“We quickly added more leverage when results with the tax and debt issues were settled,” Timothy Ghriskey, the chief investment officer at Solaris Group LLC, which manages about $2 billion, said in a Jan. 9 telephone interview. “We’re pretty optimistic here on the equity markets as we move into the New Year. Valuations are extremely attractive and the earnings season looks good.”

U.S. equities have traded at an average 15.5 times reported earnings since the bull market started four years ago and were at 14.8 last week, data compiled by Bloomberg show. The S&P 500’s six-decade average is 16.4.

Hedge funds are borrowing at the same time they close bearish trades on American stocks that have made up a majority of their bets even after the market began to recover following the worst financial crisis since the Great Depression.

Individuals also fled equities during that period, withdrawing about $244 billion from U.S. mutual funds following the market rout that sent the S&P 500 index to a 12-year low in March 2009, according to data from EPFR Global.

Gains Missed

Americans missed out on almost $200 billion of gains as they drained money from stocks in the past four years. Assets in equity mutual, exchange-traded and closed-end funds rose about 85 percent to $5.6 trillion since March 2009, trailing the S&P 500’s 94 percent surge, data through September compiled by Bloomberg and Morningstar Inc. show.
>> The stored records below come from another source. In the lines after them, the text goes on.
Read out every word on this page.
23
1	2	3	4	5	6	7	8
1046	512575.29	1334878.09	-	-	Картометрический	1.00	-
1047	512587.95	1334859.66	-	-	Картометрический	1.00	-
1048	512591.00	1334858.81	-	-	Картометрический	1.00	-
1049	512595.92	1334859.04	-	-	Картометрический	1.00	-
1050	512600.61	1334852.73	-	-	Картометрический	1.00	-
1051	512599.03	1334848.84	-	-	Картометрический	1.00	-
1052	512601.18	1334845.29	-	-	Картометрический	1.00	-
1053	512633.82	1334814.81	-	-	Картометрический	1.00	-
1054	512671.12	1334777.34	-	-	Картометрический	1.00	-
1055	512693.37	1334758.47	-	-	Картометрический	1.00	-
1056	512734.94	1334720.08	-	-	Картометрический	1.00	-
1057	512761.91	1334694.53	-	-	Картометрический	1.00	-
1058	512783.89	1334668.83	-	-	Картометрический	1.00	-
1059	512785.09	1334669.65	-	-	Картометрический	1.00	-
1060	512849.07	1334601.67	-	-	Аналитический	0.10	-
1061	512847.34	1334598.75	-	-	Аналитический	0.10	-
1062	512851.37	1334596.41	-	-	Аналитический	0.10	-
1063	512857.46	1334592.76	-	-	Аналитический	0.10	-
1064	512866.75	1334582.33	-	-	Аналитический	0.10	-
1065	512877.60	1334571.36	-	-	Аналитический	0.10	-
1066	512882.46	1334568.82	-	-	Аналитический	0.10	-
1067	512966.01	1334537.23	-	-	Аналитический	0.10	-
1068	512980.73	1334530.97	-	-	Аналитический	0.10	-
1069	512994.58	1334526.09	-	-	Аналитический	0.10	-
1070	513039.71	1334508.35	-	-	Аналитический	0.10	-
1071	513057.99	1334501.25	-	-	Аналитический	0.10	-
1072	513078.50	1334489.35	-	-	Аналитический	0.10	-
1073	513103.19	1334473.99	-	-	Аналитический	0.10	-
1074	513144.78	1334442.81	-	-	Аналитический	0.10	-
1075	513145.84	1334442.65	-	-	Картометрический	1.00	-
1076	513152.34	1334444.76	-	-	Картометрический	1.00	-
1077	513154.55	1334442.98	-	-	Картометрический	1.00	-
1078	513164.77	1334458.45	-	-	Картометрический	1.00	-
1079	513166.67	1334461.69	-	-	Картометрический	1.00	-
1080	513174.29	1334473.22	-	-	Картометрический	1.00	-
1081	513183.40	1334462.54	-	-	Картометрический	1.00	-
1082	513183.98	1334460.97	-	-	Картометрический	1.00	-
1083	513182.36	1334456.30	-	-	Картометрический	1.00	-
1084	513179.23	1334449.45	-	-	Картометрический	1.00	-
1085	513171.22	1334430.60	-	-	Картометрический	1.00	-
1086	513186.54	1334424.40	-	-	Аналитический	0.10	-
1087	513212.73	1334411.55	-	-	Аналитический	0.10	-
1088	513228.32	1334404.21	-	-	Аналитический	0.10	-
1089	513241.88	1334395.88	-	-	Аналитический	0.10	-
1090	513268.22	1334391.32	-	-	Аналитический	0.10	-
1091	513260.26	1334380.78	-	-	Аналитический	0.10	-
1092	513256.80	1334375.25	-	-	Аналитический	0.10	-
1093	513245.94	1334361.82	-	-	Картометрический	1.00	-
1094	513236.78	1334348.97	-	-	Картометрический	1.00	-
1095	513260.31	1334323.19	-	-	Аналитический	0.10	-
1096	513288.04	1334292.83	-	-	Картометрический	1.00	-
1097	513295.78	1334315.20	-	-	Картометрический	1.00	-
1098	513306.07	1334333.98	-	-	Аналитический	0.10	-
Confidence is only now starting to recover after daily volume on American exchanges last year slid to the lowest level since at least 2008. In the first week of 2013, $22 billion flowed into equity funds globally, the second-largest total in data going back to 1996, according to EPFR Global. U.S. equity funds took in $3.1 billion, the most since EPFR began tracking the group since 2000.

While leverage shows increased optimism, it multiplies losses when investors are wrong, according to Peter Sorrentino, who helps manage about $14.6 billion of assets at Huntington Asset Advisors in Cincinnati.

Slowing Earnings

“If you want to speed up a loss, put some leverage on it,” he said in a Jan. 9 phone interview. “There’s a fair amount of leverage being used at this juncture, maybe there’s a little too much optimism out there. It indicates investors are bullish, but if you look at the fundamentals, earnings growth has started to slow and it’s real tough to defend that.”